# Nexus 7 (1st gen) Battery drain while charging on Timur's Kernel (Fixed Car Install)



## lovett10 (May 13, 2014)

I'm using Timur's Kernel in a fixed install in my car..

I am using a DCDC converter and also using fast charge..

However even with my brightness down really low (about 15%) it still drains the battery.. if i have no apps open and put the brightness down to the lowest possible it does charge.. but very slowly.

Looking at the battery usage it shows it is primarily the screen with no other processes using an obvious amount of battery.

I thought maybe i could use tasker to automatically dim my screen if im not for example using satnav but i'm not sure if i can do this.. also thats another matter.

Any help would be appreciated...

Thanks... lovett10


----------



## BriST (Apr 30, 2014)

Is the DCDC converter the programmable type? What is it outputting to the N7? Ive read that you need about 5V @ 2A to charge it and have also read that some people have had good results at 5.4V with everything running (satnav etc)


----------



## lovett10 (May 13, 2014)

BriST said:


> Is the DCDC converter the programmable type? What is it outputting to the N7? Ive read that you need about 5V @ 2A to charge it and have also read that some people have had good results at 5.4V with everything running (satnav etc)

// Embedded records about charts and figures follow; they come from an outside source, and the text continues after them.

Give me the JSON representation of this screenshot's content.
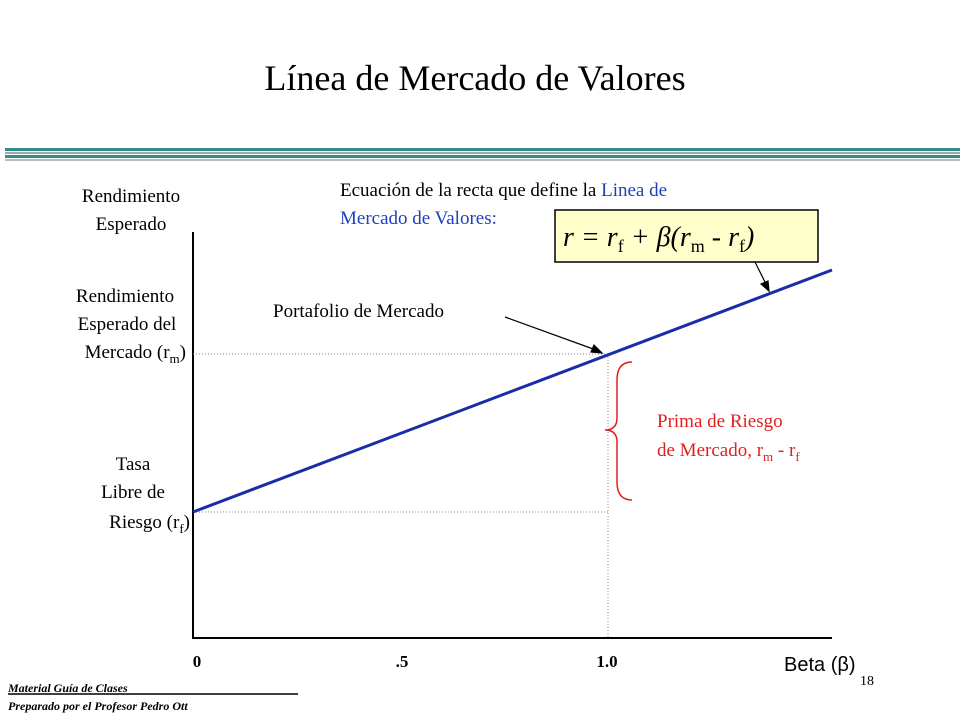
{
  "title": "Línea de Mercado de Valores",
  "y_axis_label": [
    "Rendimiento",
    "Esperado"
  ],
  "equation_caption": {
    "line1": "Ecuación de la recta que define la ",
    "line1_highlight": "Linea de",
    "line2": "Mercado de Valores:"
  },
  "equation": [
    "r = r",
    "f",
    " + β(r",
    "m",
    " - r",
    "f",
    ")"
  ],
  "market_return_label": {
    "line1": "Rendimiento",
    "line2": "Esperado del",
    "line3": "Mercado (r",
    "sub": "m",
    "close": ")"
  },
  "risk_free_label": {
    "line1": "Tasa",
    "line2": "Libre de",
    "line3": "Riesgo (r",
    "sub": "f",
    "close": ")"
  },
  "market_portfolio_label": "Portafolio de Mercado",
  "premium_label": {
    "line1": "Prima de Riesgo",
    "line2": "de Mercado, r",
    "sub1": "m",
    "mid": " - r",
    "sub2": "f"
  },
  "x_ticks": [
    "0",
    ".5",
    "1.0"
  ],
  "x_axis_label": "Beta (β)",
  "footer": {
    "line1": "Material Guía de Clases",
    "line2": "Preparado por el Profesor Pedro Ott",
    "page": "18"
  }
}
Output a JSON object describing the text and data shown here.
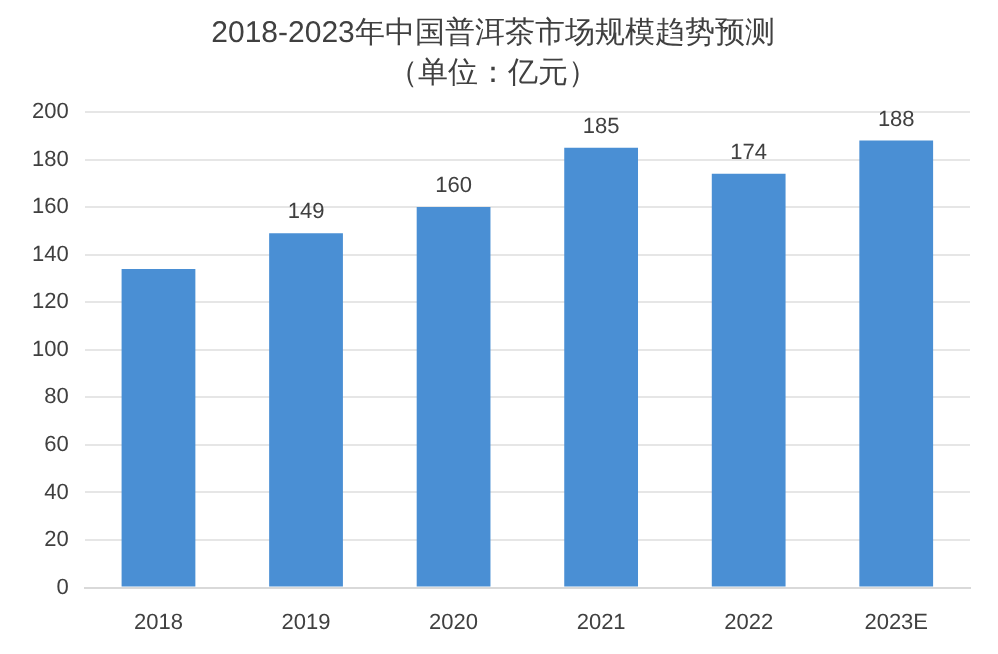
{
  "chart_data": {
    "type": "bar",
    "title": "2018-2023年中国普洱茶市场规模趋势预测",
    "subtitle": "（单位：亿元）",
    "categories": [
      "2018",
      "2019",
      "2020",
      "2021",
      "2022",
      "2023E"
    ],
    "values": [
      134,
      149,
      160,
      185,
      174,
      188
    ],
    "value_labels": [
      null,
      "149",
      "160",
      "185",
      "174",
      "188"
    ],
    "color": "#4a8fd4",
    "ylim": [
      0,
      200
    ],
    "yticks": [
      0,
      20,
      40,
      60,
      80,
      100,
      120,
      140,
      160,
      180,
      200
    ],
    "grid": "y",
    "legend": false
  }
}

No its not the programmable type its just a 5v 3A max output.. I am getting 5v out.. Havent checked the current but surely that's down to what the tablet itself is pulling?.

Thanks for the help


----------



## lovett10 (May 13, 2014)

I tested the current and its pulling 0.44A...no idea if this is the correct amount or not

Sent from my Nexus 5 using RootzWiki mobile app


----------



## armint (Aug 6, 2013)

Same exact issue. Tablet is less than a year old and hasn't seen heavy use whatsoever... odd...


----------